Le taux prescrit est un taux fixé trimestriellement par l’ARC selon la moyenne sur trois mois des taux des bons du Trésor. Le taux actuel est de 6 % mais, compte tenu de la prévision de baisse des taux, on peut s’atten-dre à ce qu’il diminue cette année.

L’autre groupe important de règles anti-évitement est celui des règles de l’IRF. Comme il a été décrit plus haut, les montants distribués aux bénéficiaires provenant d’un membre d’une famille peuvent être visés par ces règles. Une exception significative concerne toutefois les dividendes reçus de sociétés inscrites en bourse.

Par conséquent, la fiducie pourrait investir l’argent emprunté dans des sociétés publiques (ouvertes). Tous les dividendes reçus de ces sociétés ne devraient pas être assujettis à l’IRF et pourraient être distribués à des membres adultes de la famille imposés à un taux inférieur.

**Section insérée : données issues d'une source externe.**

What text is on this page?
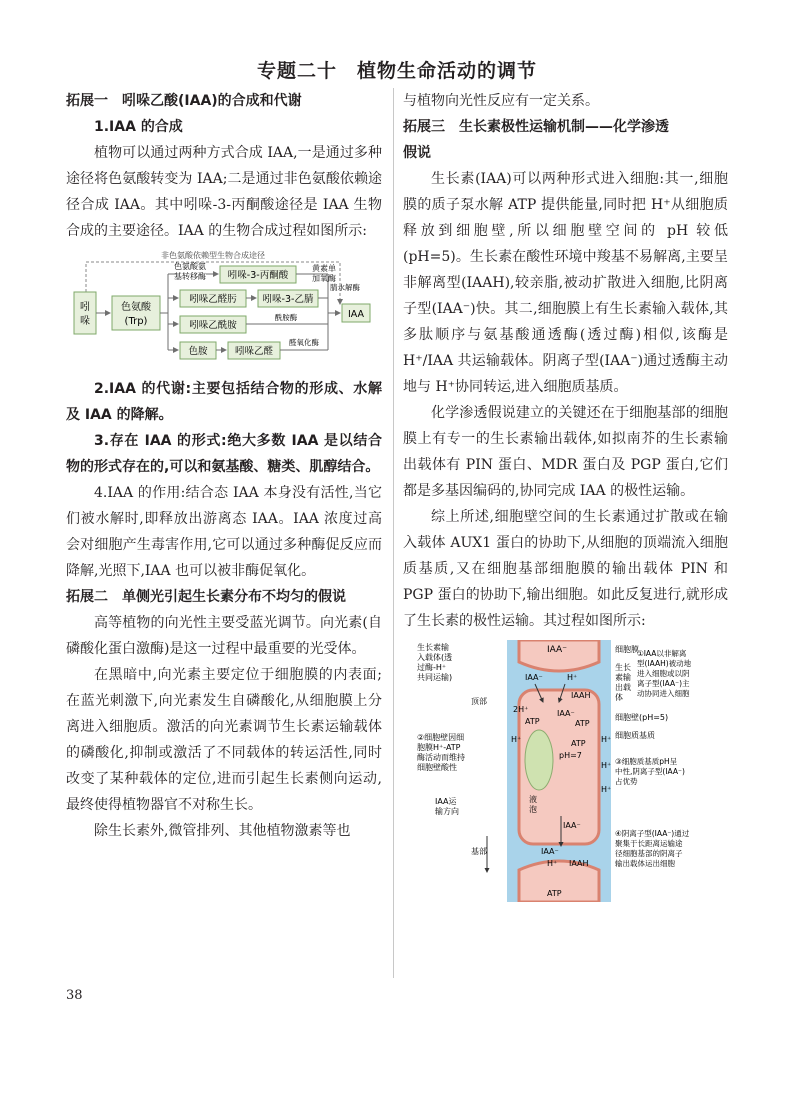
专题二十　植物生命活动的调节
拓展一 吲哚乙酸(IAA)的合成和代谢
1.IAA 的合成

植物可以通过两种方式合成 IAA,一是通过多种途径将色氨酸转变为 IAA;二是通过非色氨酸依赖途径合成 IAA。其中吲哚-3-丙酮酸途径是 IAA 生物合成的主要途径。IAA 的生物合成过程如图所示:

非色氨酸依赖型生物合成途径
吲
哚
色氨酸
(Trp)
色氨酸氨
基转移酶 吲哚-3-丙酮酸
黄素单
加氧酶
吲哚乙醛肟	吲哚-3-乙腈
腈水解酶
吲哚乙酰胺
酰胺酶
色胺	吲哚乙醛
醛氧化酶
IAA

2.IAA 的代谢:主要包括结合物的形成、水解及 IAA 的降解。

3.存在 IAA 的形式:绝大多数 IAA 是以结合物的形式存在的,可以和氨基酸、糖类、肌醇结合。

4.IAA 的作用:结合态 IAA 本身没有活性,当它们被水解时,即释放出游离态 IAA。IAA 浓度过高会对细胞产生毒害作用,它可以通过多种酶促反应而降解,光照下,IAA 也可以被非酶促氧化。

拓展二 单侧光引起生长素分布不均匀的假说

高等植物的向光性主要受蓝光调节。向光素(自磷酸化蛋白激酶)是这一过程中最重要的光受体。

在黑暗中,向光素主要定位于细胞膜的内表面;在蓝光刺激下,向光素发生自磷酸化,从细胞膜上分离进入细胞质。激活的向光素调节生长素运输载体的磷酸化,抑制或激活了不同载体的转运活性,同时改变了某种载体的定位,进而引起生长素侧向运动,最终使得植物器官不对称生长。

除生长素外,微管排列、其他植物激素等也

与植物向光性反应有一定关系。

拓展三 生长素极性运输机制——化学渗透
假说

生长素(IAA)可以两种形式进入细胞:其一,细胞膜的质子泵水解 ATP 提供能量,同时把 H⁺从细胞质释放到细胞壁,所以细胞壁空间的 pH 较低(pH=5)。生长素在酸性环境中羧基不易解离,主要呈非解离型(IAAH),较亲脂,被动扩散进入细胞,比阴离子型(IAA⁻)快。其二,细胞膜上有生长素输入载体,其多肽顺序与氨基酸通透酶(透过酶)相似,该酶是 H⁺/IAA 共运输载体。阴离子型(IAA⁻)通过透酶主动地与 H⁺协同转运,进入细胞质基质。

化学渗透假说建立的关键还在于细胞基部的细胞膜上有专一的生长素输出载体,如拟南芥的生长素输出载体有 PIN 蛋白、MDR 蛋白及 PGP 蛋白,它们都是多基因编码的,协同完成 IAA 的极性运输。

综上所述,细胞壁空间的生长素通过扩散或在输入载体 AUX1 蛋白的协助下,从细胞的顶端流入细胞质基质,又在细胞基部细胞膜的输出载体 PIN 和 PGP 蛋白的协助下,输出细胞。如此反复进行,就形成了生长素的极性运输。其过程如图所示:

IAA⁻
IAA⁻	H⁺
IAAH
2H⁺
ATP	ATP
IAA⁻
pH=7
ATP
H⁺	H⁺
H⁺
H⁺
液
泡
IAA⁻
IAA⁻
H⁺ IAAH
ATP
生长素输
入载体(透
过酶-H⁺
共同运输)
顶部
②细胞壁因细
胞膜H⁺-ATP
酶活动而维持
细胞壁酸性
IAA运
输方向
基部
细胞膜
生长
素输
出载
体
①IAA以非解离
型(IAAH)被动地
进入细胞或以阴
离子型(IAA⁻)主
动协同进入细胞
细胞壁(pH=5)
细胞质基质
③细胞质基质pH呈
中性,阴离子型(IAA⁻)
占优势
④阴离子型(IAA⁻)通过
聚集于长距离运输途
径细胞基部的阴离子
输出载体运出细胞
38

L’avantage de cette planification tient à la différence entre le taux d’intérêt prescrit (qui était traditionnellement relativement bas) et le taux de rendement offert par les placements de portefeuille. Par conséquent, avec le taux d’intérêt prescrit actuel de 6 %, ce genre de planification est relativement peu attrayant en ce moment. Il demeure toutefois possible si le taux d’intérêt prescrit devait revenir à des niveaux plus bas, comme cela pourrait arri-ver. (Pour les deux années terminées en juin 2022, le taux était de 1 %.)

Multiplication de l’exonération des gains en capital

Même si les possibilités d’utilisation des fiducies pour le fractionnement du revenu ont été restreintes au cours des dernières années, il y a toujours un avantage important à détenir des biens, en particulier des actions, dans une fiducie : la multiplication possible de l’exonération cumulative des gains en capital (« ECGC »).

Lorsqu’un particulier vend des actions de certaines sociétés (« actions admissibles de petite entreprise » − AAPE), tout gain résultant de la vente peut effectivement être exonéré de l’impôt grâce à l’utilisation de son ECGC. L’exonération peut également s’appliquer à certains biens agricoles et de pêche.

En 2024, un peu plus de 1 M$ de gains en capital peuvent être exonérés de l’impôt si le particulier n’a pas déjà utilisé une partie de son ECGC. Nous avons étudié l’utilisation de l’ECGC, en rapport avec des AAPE, dans notre Bulletin de fiscalité de janvier 2024.

Les fiducies ne peuvent se prévaloir de l’ECGC, mais les particuliers bénéficiaires peuvent le faire. Du fait de la capacité dont elle jouit de distribuer les gains aux bénéficiaires, de façon qu’ils soient imposés entre leurs mains, la fiducie peut attribuer des parties d’un gain admissible à un ou plusieurs bénéficiaires. Si ces bénéficiaires ont un solde d’ECGC disponible, ils peuvent s’en servir pour mettre à l’abri de l’impôt une partie ou la totalité du gain.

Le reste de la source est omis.